Alguns dos principais pontos da reforma são:
- Extinção de cinco tributos: IPI, PIS, Cofins, ICMS e ISS.
- Criação de um novo imposto: o Imposto sobre Valor Adicionado (IVA), que será dividido em dois: IVA federal (CBS) e IVA estadual (IBS).
- Criação de um imposto seletivo: que incidirá sobre produtos prejudiciais à saúde e ao meio ambiente, como cigarros, bebidas alcoólicas e alimentos com excesso de açúcar ou de sal.
Impactos da reforma nos serviços
A reforma tributária deverá encarecer os serviços em geral, em razão da alíquota do IVA dual, estimada em 25%, mais alta que os atuais 9,25% do PIS e da Cofins cobrado sobre empresas com lucro presumido.
Algumas categorias de serviços, no entanto, terão alíquota diminuída em 60%. O Senado incluiu na lista os segmentos de comunicação institucional e de eventos. Serviços prestados por Instituição Científica, Tecnológica e de Inovação (ICT) sem fins lucrativos serão isentos. Os serviços de transporte coletivo intermunicipal e interestadual migraram da alíquota reduzida para regime específico.
Impactos da reforma nos serviços de internet
Assim como para os serviços em geral, as empresas de streaming (exibição de vídeos, filmes e séries) de internet pagarão alíquota maior. O mesmo ocorre com aplicativos de transporte e de entrega de comidas.
O Ministério da Fazenda assegura que a redução do preço da energia elétrica compensará esses aumentos, resultando em pouco impacto para o consumidor.
Impactos da reforma em cigarros, bebidas, alimentos com açúcar e agrotóxicos
A reforma tributária institui a possibilidade de instituição do Imposto Seletivo, que incidirá sobre produtos prejudiciais à saúde e ao meio ambiente. Na prática, essa tributação atingirá bebidas alcoólicas, cigarros e alimentos com excesso de açúcar ou de sal.

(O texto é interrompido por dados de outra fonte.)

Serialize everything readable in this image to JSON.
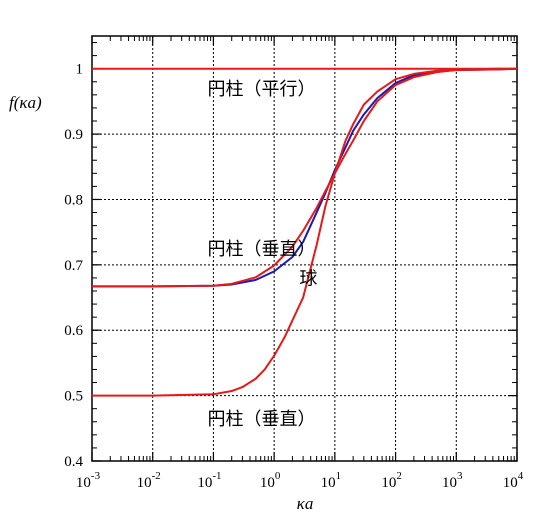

Assim como o IVA dual, a alíquota do Imposto Seletivo será determinada posteriormente à reforma tributária. Para os cigarros e as bebidas alcoólicas, não deverá haver grandes alterações de preços, porque há décadas esses produtos pagam grandes alíquotas de Imposto sobre Produtos Industrializados (IPI), como política de saúde pública.
Para os demais produtos com riscos sanitários e ambientais, o Imposto Seletivo resultará em encarecimento. A inclusão dos agrotóxicos e defensivos agrícolas, no entanto, ainda será discutida em lei complementar.

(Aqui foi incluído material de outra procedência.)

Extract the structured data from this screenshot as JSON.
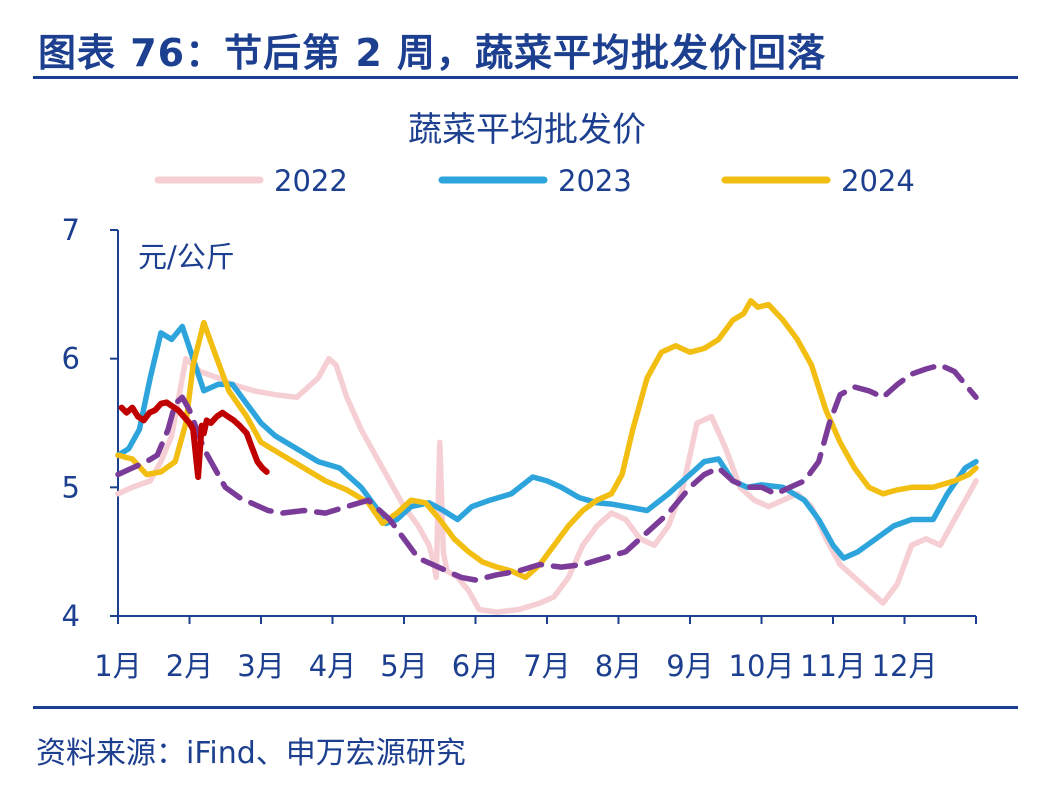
{
  "header": {
    "title": "图表 76：节后第 2 周，蔬菜平均批发价回落"
  },
  "source": "资料来源：iFind、申万宏源研究",
  "colors": {
    "2022": "#f5cfd3",
    "2023": "#2da5dc",
    "2024": "#f3be12",
    "2025": "#7a3c98",
    "current": "#c00000",
    "axis": "#1d3f8f"
  },
  "chart_data": {
    "type": "line",
    "title": "蔬菜平均批发价",
    "unit": "元/公斤",
    "ylim": [
      4,
      7
    ],
    "yticks": [
      4,
      5,
      6,
      7
    ],
    "xlim": [
      1,
      13
    ],
    "xticks": [
      {
        "pos": 1,
        "label": "1月"
      },
      {
        "pos": 2,
        "label": "2月"
      },
      {
        "pos": 3,
        "label": "3月"
      },
      {
        "pos": 4,
        "label": "4月"
      },
      {
        "pos": 5,
        "label": "5月"
      },
      {
        "pos": 6,
        "label": "6月"
      },
      {
        "pos": 7,
        "label": "7月"
      },
      {
        "pos": 8,
        "label": "8月"
      },
      {
        "pos": 9,
        "label": "9月"
      },
      {
        "pos": 10,
        "label": "10月"
      },
      {
        "pos": 11,
        "label": "11月"
      },
      {
        "pos": 12,
        "label": "12月"
      }
    ],
    "legend": [
      {
        "name": "2022",
        "color": "#f5cfd3"
      },
      {
        "name": "2023",
        "color": "#2da5dc"
      },
      {
        "name": "2024",
        "color": "#f3be12"
      }
    ],
    "series": [
      {
        "name": "2022",
        "color": "#f5cfd3",
        "dash": false,
        "x": [
          1.0,
          1.2,
          1.45,
          1.6,
          1.75,
          1.85,
          1.95,
          2.15,
          2.4,
          2.6,
          2.9,
          3.2,
          3.5,
          3.8,
          3.95,
          4.05,
          4.2,
          4.4,
          4.6,
          4.85,
          5.0,
          5.2,
          5.35,
          5.4,
          5.45,
          5.5,
          5.55,
          5.6,
          5.75,
          5.9,
          6.05,
          6.3,
          6.6,
          6.9,
          7.1,
          7.3,
          7.5,
          7.7,
          7.9,
          8.1,
          8.3,
          8.5,
          8.7,
          8.9,
          9.1,
          9.3,
          9.5,
          9.7,
          9.9,
          10.1,
          10.3,
          10.5,
          10.7,
          10.9,
          11.1,
          11.3,
          11.5,
          11.7,
          11.9,
          12.1,
          12.3,
          12.5,
          12.7,
          12.9,
          13.0
        ],
        "y": [
          4.95,
          5.0,
          5.05,
          5.2,
          5.4,
          5.7,
          6.0,
          5.9,
          5.85,
          5.8,
          5.75,
          5.72,
          5.7,
          5.85,
          6.0,
          5.95,
          5.7,
          5.45,
          5.25,
          5.0,
          4.85,
          4.7,
          4.55,
          4.45,
          4.3,
          5.35,
          4.5,
          4.35,
          4.3,
          4.2,
          4.05,
          4.03,
          4.05,
          4.1,
          4.15,
          4.3,
          4.55,
          4.7,
          4.8,
          4.75,
          4.6,
          4.55,
          4.7,
          5.0,
          5.5,
          5.55,
          5.3,
          5.0,
          4.9,
          4.85,
          4.9,
          4.95,
          4.85,
          4.6,
          4.4,
          4.3,
          4.2,
          4.1,
          4.25,
          4.55,
          4.6,
          4.55,
          4.75,
          4.95,
          5.05
        ]
      },
      {
        "name": "2023",
        "color": "#2da5dc",
        "dash": false,
        "x": [
          1.0,
          1.15,
          1.3,
          1.45,
          1.6,
          1.75,
          1.9,
          2.05,
          2.2,
          2.4,
          2.6,
          2.8,
          3.0,
          3.2,
          3.5,
          3.8,
          4.1,
          4.4,
          4.6,
          4.75,
          4.9,
          5.1,
          5.35,
          5.55,
          5.75,
          5.95,
          6.2,
          6.5,
          6.8,
          7.0,
          7.2,
          7.45,
          7.7,
          7.9,
          8.1,
          8.4,
          8.7,
          9.0,
          9.2,
          9.4,
          9.6,
          9.8,
          10.0,
          10.3,
          10.6,
          10.8,
          11.0,
          11.15,
          11.35,
          11.6,
          11.85,
          12.1,
          12.4,
          12.6,
          12.85,
          13.0
        ],
        "y": [
          5.25,
          5.3,
          5.45,
          5.85,
          6.2,
          6.15,
          6.25,
          6.0,
          5.75,
          5.8,
          5.8,
          5.65,
          5.5,
          5.4,
          5.3,
          5.2,
          5.15,
          5.0,
          4.85,
          4.72,
          4.75,
          4.85,
          4.88,
          4.82,
          4.75,
          4.85,
          4.9,
          4.95,
          5.08,
          5.05,
          5.0,
          4.92,
          4.88,
          4.87,
          4.85,
          4.82,
          4.95,
          5.1,
          5.2,
          5.22,
          5.05,
          5.0,
          5.02,
          5.0,
          4.9,
          4.75,
          4.55,
          4.45,
          4.5,
          4.6,
          4.7,
          4.75,
          4.75,
          4.95,
          5.15,
          5.2
        ]
      },
      {
        "name": "2024",
        "color": "#f3be12",
        "dash": false,
        "x": [
          1.0,
          1.2,
          1.4,
          1.6,
          1.8,
          1.95,
          2.05,
          2.2,
          2.35,
          2.55,
          2.8,
          3.0,
          3.3,
          3.6,
          3.9,
          4.2,
          4.5,
          4.7,
          4.9,
          5.1,
          5.3,
          5.5,
          5.7,
          5.9,
          6.1,
          6.3,
          6.5,
          6.7,
          6.9,
          7.1,
          7.3,
          7.5,
          7.7,
          7.9,
          8.05,
          8.2,
          8.4,
          8.6,
          8.8,
          9.0,
          9.2,
          9.4,
          9.6,
          9.75,
          9.85,
          9.95,
          10.1,
          10.3,
          10.5,
          10.7,
          10.9,
          11.1,
          11.3,
          11.5,
          11.7,
          11.9,
          12.1,
          12.4,
          12.7,
          12.9,
          13.0
        ],
        "y": [
          5.25,
          5.22,
          5.1,
          5.12,
          5.2,
          5.5,
          5.95,
          6.28,
          6.05,
          5.75,
          5.55,
          5.35,
          5.25,
          5.15,
          5.05,
          4.98,
          4.88,
          4.72,
          4.8,
          4.9,
          4.88,
          4.75,
          4.6,
          4.5,
          4.42,
          4.38,
          4.35,
          4.3,
          4.4,
          4.55,
          4.7,
          4.82,
          4.9,
          4.95,
          5.1,
          5.45,
          5.85,
          6.05,
          6.1,
          6.05,
          6.08,
          6.15,
          6.3,
          6.35,
          6.45,
          6.4,
          6.42,
          6.3,
          6.15,
          5.95,
          5.6,
          5.35,
          5.15,
          5.0,
          4.95,
          4.98,
          5.0,
          5.0,
          5.05,
          5.1,
          5.15
        ]
      },
      {
        "name": "2025",
        "color": "#7a3c98",
        "dash": true,
        "x": [
          1.0,
          1.2,
          1.4,
          1.55,
          1.7,
          1.8,
          1.9,
          2.0,
          2.1,
          2.2,
          2.35,
          2.5,
          2.7,
          2.9,
          3.1,
          3.3,
          3.6,
          3.9,
          4.2,
          4.5,
          4.8,
          5.0,
          5.2,
          5.4,
          5.6,
          5.8,
          6.0,
          6.3,
          6.6,
          6.9,
          7.2,
          7.5,
          7.8,
          8.1,
          8.4,
          8.7,
          9.0,
          9.2,
          9.4,
          9.6,
          9.8,
          10.0,
          10.2,
          10.4,
          10.6,
          10.8,
          10.95,
          11.1,
          11.3,
          11.5,
          11.7,
          11.9,
          12.1,
          12.3,
          12.5,
          12.7,
          12.85,
          13.0
        ],
        "y": [
          5.1,
          5.15,
          5.2,
          5.25,
          5.45,
          5.65,
          5.7,
          5.6,
          5.45,
          5.3,
          5.15,
          5.0,
          4.92,
          4.87,
          4.82,
          4.8,
          4.82,
          4.8,
          4.85,
          4.9,
          4.75,
          4.6,
          4.45,
          4.4,
          4.35,
          4.3,
          4.28,
          4.32,
          4.35,
          4.4,
          4.38,
          4.4,
          4.45,
          4.5,
          4.65,
          4.8,
          5.0,
          5.1,
          5.15,
          5.05,
          5.0,
          5.0,
          4.95,
          5.0,
          5.05,
          5.2,
          5.5,
          5.72,
          5.78,
          5.75,
          5.7,
          5.8,
          5.88,
          5.92,
          5.95,
          5.9,
          5.8,
          5.7
        ]
      },
      {
        "name": "2025-current",
        "color": "#c00000",
        "dash": false,
        "x": [
          1.05,
          1.12,
          1.2,
          1.28,
          1.36,
          1.44,
          1.52,
          1.6,
          1.68,
          1.76,
          1.84,
          1.92,
          2.0,
          2.05,
          2.12,
          2.17,
          2.2,
          2.24,
          2.3,
          2.38,
          2.46,
          2.54,
          2.62,
          2.7,
          2.8,
          2.88,
          2.95,
          3.02,
          3.08
        ],
        "y": [
          5.62,
          5.58,
          5.62,
          5.55,
          5.52,
          5.58,
          5.6,
          5.65,
          5.66,
          5.63,
          5.6,
          5.55,
          5.5,
          5.45,
          5.08,
          5.48,
          5.42,
          5.52,
          5.5,
          5.55,
          5.58,
          5.55,
          5.52,
          5.48,
          5.42,
          5.3,
          5.2,
          5.15,
          5.12
        ]
      }
    ]
  }
}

Impactos da reforma nas heranças
Atualmente, as heranças e doações no Brasil pagam Imposto de Transmissão Causa Mortis e Doação (ITCMD). Cada estado define a alíquota, mas o imposto médio correspondia a 3,86% em 2022, sem progressividade (alíquotas maiores para heranças maiores) na maioria das unidades da Federação.
A reforma tributária estabelecerá que a alíquota será progressiva, para que as famílias mais ricas paguem mais e também permitirá a cobrança sobre heranças e doações vindas de outros países. Para facilitar as negociações, no entanto, o relator da reforma na Câmara, deputado Aguinaldo Ribeiro (PP-PB), isentou a transmissão para entidades sem fins lucrativos com finalidade de relevância pública e social.
Impactos da reforma no cashback
A reforma prevê a possibilidade de cashback, devolução parcial do IVA dual aos mais pobres, a ser definido por meio de lei complementar. Ainda não está claro se o mecanismo abrangerá apenas as famílias inscritas no Cadastro Único para Programas Sociais do Governo Federal (CadÚnico) ou se abrangerá um limite maior de renda, como famílias com renda de até três salários mínimos.
No Senado, o mecanismo foi aperfeiçoado. As famílias mais pobres também receberão cashback na conta de luz e no botijão de gás. Nos dois casos, o ressarcimento ocorreria no momento da cobrança, entrando como desconto na conta de luz ou como abatimento na compra do botijão. Os detalhes serão regulamentados pela lei complementar.
Conclusão
A reforma tributária é uma proposta complexa que traz alterações significativas na forma como os tributos são cobrados no Brasil. Ainda é preciso aguardar a aprovação da reforma pela Câmara dos Deputados para saber quais serão os impactos reais da reforma no preço dos bens e serviços e na renda da população.